The test has two parts. First, a school must meet at least one of the specified entry routes. Second, following the inspections that triggered entry, the school must not yet have met the statutory exit test. The Regulations extend to England and Wales but apply to schools in England. By virtue of section 2B(6) of the Academies Act 2010, the coasting definition applies to academies on the same basis as to maintained schools.
Entry route A concerns leadership and governance. A school enters coasting status if a section 5 inspection awards “needs attention” in leadership and governance and, in the previous section 5 inspection-or, if there is no previous inspection, in the most recent section 5 inspection of a linked predecessor-the Chief Inspector made a relevant assessment indicating prior concern. This route is designed to catch repeat weaknesses in leadership and governance, including across reorganisation.
Entry route B applies where a school has just moved out of a statutory category of concern. If the latest section 5 report includes a statement under section 13(4) or 13(5) of the Education Act 2005 confirming that special measures or significant improvement are no longer required, does not include a statement under section 13(3)(b) that such a category now applies, and still records lower-level performance-namely “needs attention” in any evaluation area or “requires improvement” as described by the date rules-the school is treated as coasting on exit from the category.
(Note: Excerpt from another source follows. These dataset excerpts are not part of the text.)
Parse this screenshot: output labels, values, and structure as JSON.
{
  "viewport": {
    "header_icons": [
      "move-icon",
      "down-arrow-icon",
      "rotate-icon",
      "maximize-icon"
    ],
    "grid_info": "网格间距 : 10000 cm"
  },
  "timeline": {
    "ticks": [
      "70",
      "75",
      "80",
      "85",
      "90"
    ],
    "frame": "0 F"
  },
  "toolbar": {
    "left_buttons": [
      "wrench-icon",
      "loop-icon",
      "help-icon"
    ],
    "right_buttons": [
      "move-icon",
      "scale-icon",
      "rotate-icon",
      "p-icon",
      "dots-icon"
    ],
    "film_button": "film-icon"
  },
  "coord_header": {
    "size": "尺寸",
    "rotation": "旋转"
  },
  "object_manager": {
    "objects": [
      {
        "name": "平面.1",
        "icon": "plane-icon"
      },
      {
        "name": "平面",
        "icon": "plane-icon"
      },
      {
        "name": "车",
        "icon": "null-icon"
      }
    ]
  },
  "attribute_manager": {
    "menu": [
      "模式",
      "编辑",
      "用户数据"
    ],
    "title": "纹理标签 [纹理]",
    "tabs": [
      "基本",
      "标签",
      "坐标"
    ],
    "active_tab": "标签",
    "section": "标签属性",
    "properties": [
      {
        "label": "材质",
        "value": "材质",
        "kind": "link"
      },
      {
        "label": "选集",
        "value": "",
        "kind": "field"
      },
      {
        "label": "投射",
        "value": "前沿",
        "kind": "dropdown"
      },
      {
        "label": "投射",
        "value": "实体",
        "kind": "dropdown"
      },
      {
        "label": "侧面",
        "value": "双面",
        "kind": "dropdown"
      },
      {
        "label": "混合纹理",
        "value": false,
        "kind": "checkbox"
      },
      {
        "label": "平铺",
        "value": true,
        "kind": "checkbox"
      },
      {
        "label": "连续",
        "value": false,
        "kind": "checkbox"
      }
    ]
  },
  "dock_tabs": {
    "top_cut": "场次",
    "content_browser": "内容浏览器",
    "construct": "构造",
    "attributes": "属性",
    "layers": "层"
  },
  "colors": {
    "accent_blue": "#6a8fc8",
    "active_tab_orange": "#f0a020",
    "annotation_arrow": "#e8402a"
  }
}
Entry routes C and D capture repeated “requires improvement”. Where a section 5 inspection on or after 2 September 2024 grades either the quality of education or leadership and management as “requires improvement”, and there was a relevant assessment at the previous section 5 inspection (or in a linked predecessor), the school enters coasting status. The same logic applies for section 5 inspections before 2 September 2024 where the overall effectiveness grade was “requires improvement”, provided there was a relevant assessment previously.
The exit condition has two elements. First, in a subsequent inspection (section 5 or section 8) the school must receive none of the following in any evaluation area: “needs attention”, “urgent improvement”, or “not met”. Second, the school must achieve stronger grades at a section 5 inspection: for inspections on or after 2 September 2024, “outstanding” or “good” in both the quality of education and leadership and management; for inspections before that date, “outstanding” or “good” for overall effectiveness.
“Relevant assessment” is defined in the Regulations. It includes any prior statement under section 13(3)(b) of the Education Act 2005 that a school requires special measures or significant improvement; a previous “needs attention” in leadership and governance; a “requires improvement” in the key judgement of quality of education or leadership and management where the inspection was on or after 2 September 2024; or, for inspections before that date, a “satisfactory” or “requires improvement” overall effectiveness grade.
The Regulations define “linked school” to maintain continuity through structural change. In relation to a school (“School A”), a linked school is any predecessor that was discontinued and replaced by School A; if there are multiple predecessors, each is linked. If there is only one predecessor and it has not had a section 5 inspection, the most recent school in the predecessor chain that did have a section 5 inspection is treated as linked. This ensures inspection history follows successor institutions.
Section 5 and section 8 inspections are those under the Education Act 2005. Section 8 activity can help satisfy the first limb of the exit test by confirming that no evaluation area is graded “needs attention”, “urgent improvement”, or “not met”. However, the stronger judgements needed to complete exit-“outstanding” or “good”, as specified by the date rules-must be secured at a section 5 inspection.
Designation as “coasting” makes a school eligible for intervention under Part 4 of the Education and Inspections Act 2006 once the governing body is notified. The Department for Education records that no full impact assessment has been produced, on the basis that no impact on business is foreseen. For governing boards and academy trusts, the operational focus should be on strengthening leadership and governance, improving the quality of education, and ensuring safeguarding is met, particularly where previous inspection findings or predecessor histories could satisfy an entry route.